Tomas Venclova [Lithuania]

Tomas Venclova was born in the Lithuanian harbour city of Klaipėda (formerly Memel) in 1937. He studied Lithuanian Language and Literature in Vilnius. During longer periods of abode in Moscow (1961–1965) and Leningrad (1969–1972), he met other writers and dissidents and became an activist in the civil rights movement. He became friends with the poet Anna Akhmatova and with Alexander Ginzburg, Joseph Brodsky, and other authors. Between 1966 and 1971, he studied Semiotics and Russian Literature at the Estonian University of Tartu. He then returned to Vilnius and became a lecturer in the History of Literature and Semiotics at Vilnius University. 

In 1976 he was a co-founder of the Lithuanian Helsinki Group, which campaigned for the protection of human rights. In the following year, he managed to emigrate to the USA with the help of Brodsky and thanks to the mediation of Czesław Miłosz. He was a visiting professor at the University of California, Berkeley, and as a consequence of his human rights work lost his Soviet citizenship. The USA granted him political asylum. He taught Slavonic Literature at Yale from 1980 until 2012, where he also obtained his doctorate in 1985 and became a professor in 1993.

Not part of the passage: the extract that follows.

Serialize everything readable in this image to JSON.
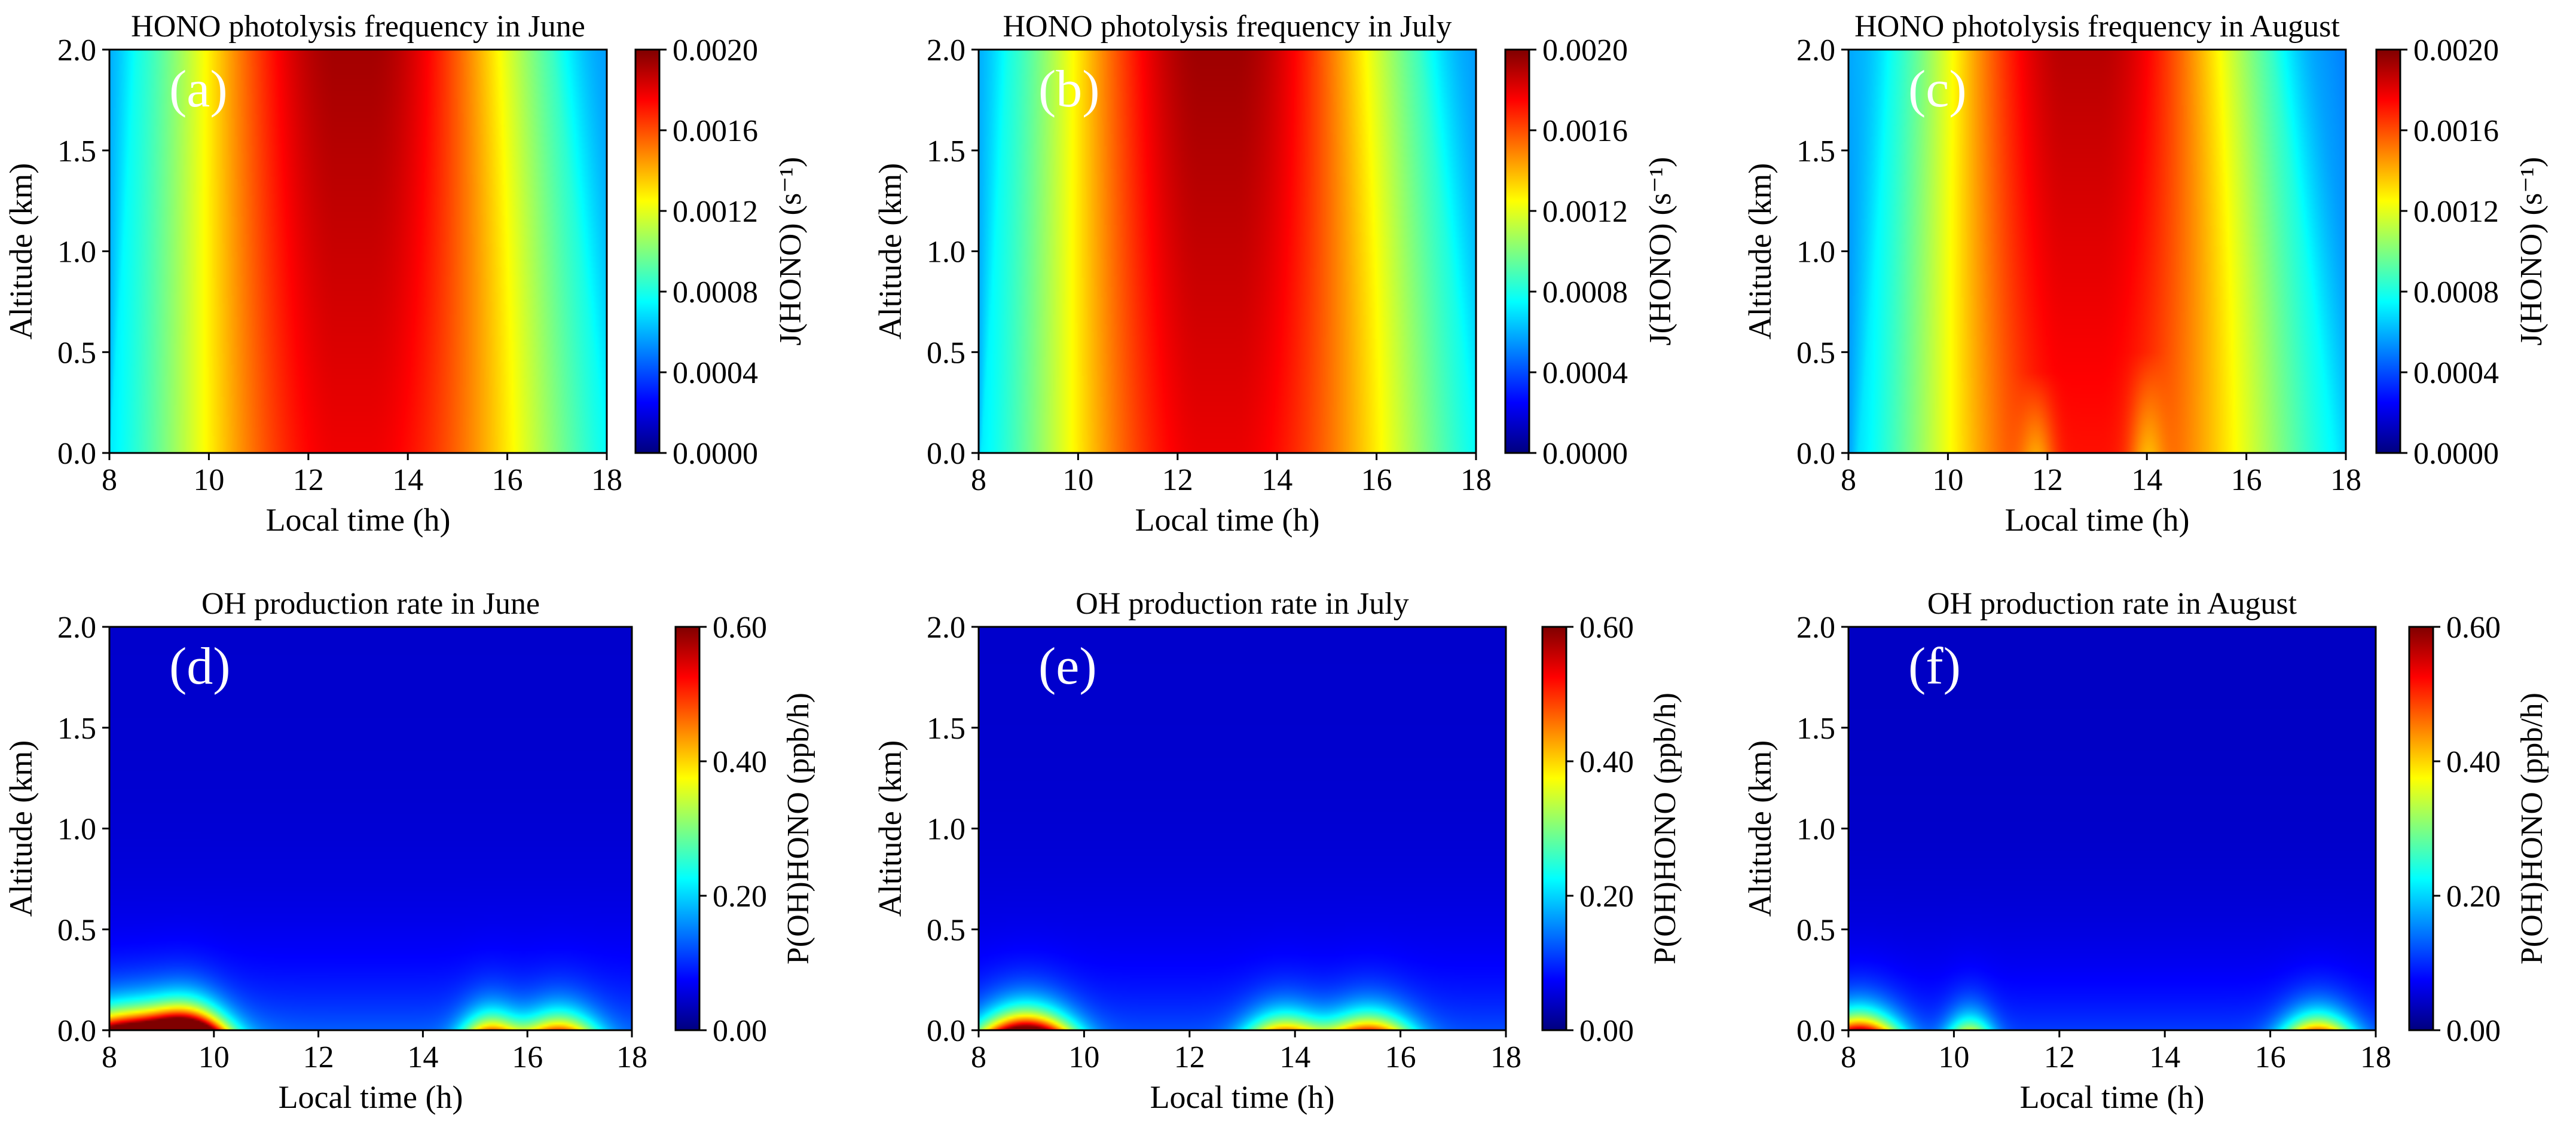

Since his poems and essays were censored in his home country, he produced most of his works in exile. Venclova translated Akhmatova, Brodsky, Miłosz, and Boris Pasternak, Osip Mandelstam, Baudelaire, Michaux, Pound, and Eliot into Lithuanian. One of his first poems, Hidalgo, was published as samizdat, also as a protest against the quelling of the Hungarian uprising in 1956.

Venclova is doubtlessly one of the most important Eastern European poets. In his very formal poetry, Venclova focuses on rhythm and sound and the particular qualities of the Lithuanian language. His themes are contemporary history, the loss of one’s home, and, of course, linguistic expression. Thanks to translations by Durs Grünbein and others, a part of Venclova’s oeuvre is available in German, including the three anthologies Vor der Tür das Ende der Welt (2002; tr: Before the Door the End of the World), Variation über das Thema Erwachen (2022; tr: Variation on the Theme of Awakening), and Gespräche im Winter (2007; Eng: Winter Dialogue), and his city portrait Vilnius – Eine Stadt in Europa (2006; Eng: Vilnius: A Personal History ).

In 2023, he received the Zbigniew Herbert International Literary Award. He is also a recipient of numerous other international and national awards.